Come però accadde a Ribot, le cui meraviglie in pista non furono ammirate dal suo creatore Federico Tesio morto pochi mesi prima, anche Frankel ha rischiato di non fare in tempo a rendere onore a chi negli allenamenti ne ha plasmato la devastante potenza, il 69enne trainer scozzese sir Henry Cecil. Da quando è cominciata, infatti, l’invitta carriera del cavallo corre in parallelo con gli alti e i bassi delle pesanti cure mediche con le quali Cecil fa fronte al cancro allo stomaco che anni fa ha ucciso il suo fratello gemello. Ultimamente Cecil fa fatica a venire all’ippodromo, e ad esempio in luglio era all’ospedale e non ad Ascot quando Frankel inflisse 11 lunghezze al primo dei suoi avversati nelle «Queen Anne Stakes». Ma l’altro ieri, pur molto debilitato e con un filo di voce lasciatogli dalle terapie, Cecil è ricomparso a York per accogliere al dissellaggio («mi sento 20 anni meglio») il 13esimo successo del suo allievo, per la prima volta vittorioso sulla distanza dei due chilometri che molti credevano non fosse in grado di reggere, e con 7 lunghezze di distacco su un cavallo che, come l’irlandese St. Nicholas Abbey, in precedenza era stato in grado di attraversare l’Oceano per andare a battere gli americani a casa loro nella «Breeders’ Cup Turf».
Dieci volte capolista annuale degli allenatori inglesi (l’ultima nel 1993) e laureato con 25 corse classiche (tra cui 4 Derby e 8 Oaks), Cecil è noto anche agli appassionati italiani perché nel 1975 a regalargli il suo primo Gran Premio nelle «Duemila Ghinee» fu Bolkonsky, un portacolori della giubba a cerchi biancorossi della scuderia Cieffedi dello scomparso Carlo D’Alessio, l’avvocato romano che non sopravvisse molto alla tragedia del figlio Francesco assassinato dalla modella americana Terry Broome nella Milano degli anni da bere.

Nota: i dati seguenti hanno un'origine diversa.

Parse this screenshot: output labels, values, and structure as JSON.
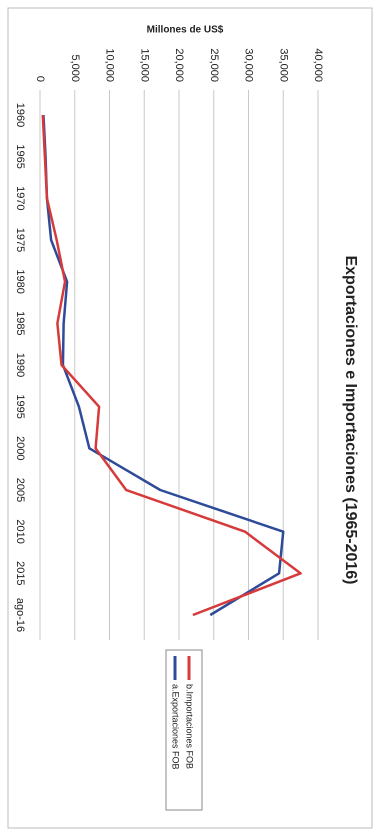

Eppure negli ultimi anni anche Cecil era stato messo in discussione e tutto sembrava girargli storto: un black-out di risultati, i grandi proprietari che lo abbandonano, il divorzio dalla moglie, la separazione professionale dal superfantino Kieren Fallon che aveva avuto una parte nel naufragio coniugale, la morte del fratello, e da ultimo la propria malattia.
L’unico proprietario a non ritiragli mai la fiducia è stato il principe Khaled Abdullah, esponente di uno dei rami della famiglia reale saudita, che con la competenza ippica del manager del suo allevamento «Juddmonte», lord Teddy Grimthorpe, è rimasto a fianco di Cecil anche negli anni della cattiva sorte. Quelli che ora Frankel sembra voler ricompensare con la leggenda.